Table 4:Fire-fighter’s special needs for nutrition and exercise and special nutrition plan

Table 5: Criteria for choosing food products
*min: 1, max: 7

This perception could be related both to the type of service (workload and work intensity), as well as to the non-participation in nutrition and fitness programs.

The study results also revealed a relationship between BMI and area served. Firefighters with normal BMI mainly served in urban areas, whereas those who were overweight and obese mainly served in fire departments located in semi-urban and rural areas. This finding could be explained by the workload in each area. The frequency of fires is lower for fire stations located in semi-urban and rural areas, where firefighters mostly deal with forest fires during the summer months. In contrast, urban firefighting forces have significantly higher workloads, as fires and other incidents in urban areas occur more frequently. In 2015 the fire departments in urban areas of the study handled 3,698 cases, of which approximately 50% were urban fires. Meanwhile, departments in semi-urban and rural areas faced a total of 1,114 cases of which 237 were forest fires. The fact that the urban fire departments in this study had about triple the workload in relation to the departments in semi-urban and rural areas, which is confirmed by statistics from the Greek Fire Department26,27. Apart from the limited workload, firefighters serving in rural and semi-urban areas may be harmonized with regional lifestyles and thus may have abandoned eating habits and exercise that usually characterize an urban lifestyle.

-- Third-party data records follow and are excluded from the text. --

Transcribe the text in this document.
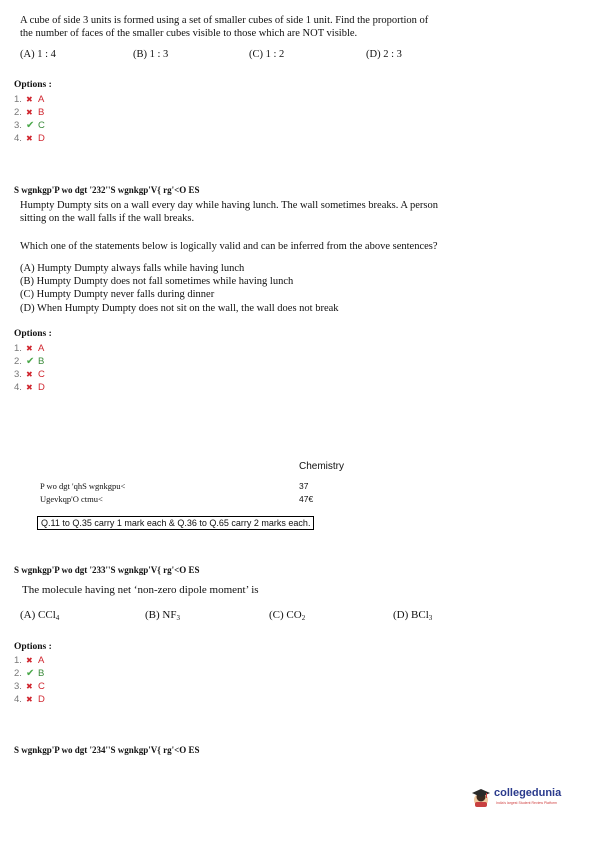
A cube of side 3 units is formed using a set of smaller cubes of side 1 unit. Find the proportion of
the number of faces of the smaller cubes visible to those which are NOT visible.
(A) 1 : 4	(B) 1 : 3	(C) 1 : 2	(D) 2 : 3
Options :
1. ✖ A
2. ✖ B
3. ✔ C
4. ✖ D
S wgnkgp'P wo dgt '232''S wgnkgp'V{ rg'<O ES
Humpty Dumpty sits on a wall every day while having lunch. The wall sometimes breaks. A person
sitting on the wall falls if the wall breaks.
Which one of the statements below is logically valid and can be inferred from the above sentences?
(A) Humpty Dumpty always falls while having lunch
(B) Humpty Dumpty does not fall sometimes while having lunch
(C) Humpty Dumpty never falls during dinner
(D) When Humpty Dumpty does not sit on the wall, the wall does not break
Options :
1. ✖ A
2. ✔ B
3. ✖ C
4. ✖ D
Chemistry
P wo dgt 'qhS wgnkgpu<	37
Ugevkqp'O ctmu<	47€
Q.11 to Q.35 carry 1 mark each & Q.36 to Q.65 carry 2 marks each.
S wgnkgp'P wo dgt '233''S wgnkgp'V{ rg'<O ES
The molecule having net ‘non-zero dipole moment’ is
(A) CCl$_4$	(B) $NF_3$	(C) $CO_2$	(D) BCl$_3$
Options :
1. ✖ A
2. ✔ B
3. ✖ C
4. ✖ D
S wgnkgp'P wo dgt '234''S wgnkgp'V{ rg'<O ES
collegedunia
India's largest Student Review Platform
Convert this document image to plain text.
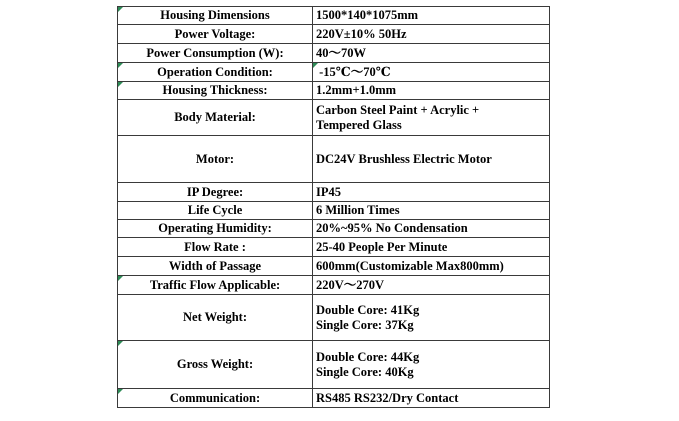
Housing Dimensions	1500*140*1075mm

Power Voltage:	220V±10% 50Hz

Power Consumption (W):	40～70W

Operation Condition:	-15℃～70℃

Housing Thickness:	1.2mm+1.0mm

Body Material:	Carbon Steel Paint + Acrylic +
Tempered Glass

Motor:	DC24V Brushless Electric Motor

IP Degree:	IP45

Life Cycle	6 Million Times

Operating Humidity:	20%~95% No Condensation

Flow Rate :	25-40 People Per Minute

Width of Passage	600mm(Customizable Max800mm)

Traffic Flow Applicable:	220V～270V

Net Weight:	Double Core: 41Kg
Single Core: 37Kg

Gross Weight:	Double Core: 44Kg
Single Core: 40Kg

Communication:	RS485 RS232/Dry Contact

Even though Greek firefighters firmly believe that they should maintain good health and follow a specific diet and exercise program in order to perform their jobs effectively, only 37% of them do so voluntarily. Both the National Fire Protection Association (NFPA) of the United States and the International Association of Fire Fighters (IAFF) systematically publish recommendations for initiatives/periodic fitness programs so that firefighters can meet evaluation criteria set by their service and achieve sufficient performance, although specific BMI target levels are not defined7,28,29. In Greece there is no established evaluation system for firefighters and no regulations are in place to require that firefighters maintain their fitness. The absence of a system for periodic evaluation of fitness, either at a central or department level, could lessen the motivation of firefighters to participate in fitness or diet programs. At the same time, their food purchase choices were not consistent with maintenance of a healthy diet, as the firefighters in this sample gave little regard to calorie or fat content when selecting food. Instead, food choices appeared to have a stronger association with the satisfaction of nutritional needs in accordance with reasonable prices. Finally, the economic crisis in Greece is another factor that leads to a "Cheaper" and likely lower-quality diet.

In conclusion, this is the first study of obesity in Greek firefighters obesity. The results showed that Greek firefighters are far from meeting an "Apollonian" body type, despite their having lower obesity rates relative to the general population of Greece and to those of their colleagues from other countries. Age and place of work were related to BMI. Moreover, differences in workload and the effects of the recent financial crisis in Greece seem to be the most important factors that affect the "Image" of firefighters regarding their weight and eating habits. The results suggest that adoption of diet and exercise programs could help avoid an increase in the percentage of overweight and obese firefighters, whereas the introduction of systematic evaluation of physical condition in correlation with specific target levels could provide beneficial effects for the firefighters themselves and for the public they serve.

SIGNIFICANCE STATEMENTS

This study is the first to identify factors that are related to the physical condition and BMI of Greek firefighters. Even though the reasons behind obesity rates for firefighters remain unclear, the results of this study could nonetheless inform the design of strategies to decrease obesity rates for workers such as firefighters who have physically demanding jobs. The study provides the basis for recommendations for future interventions and actions that could improve the overall condition of firefighters in Greece.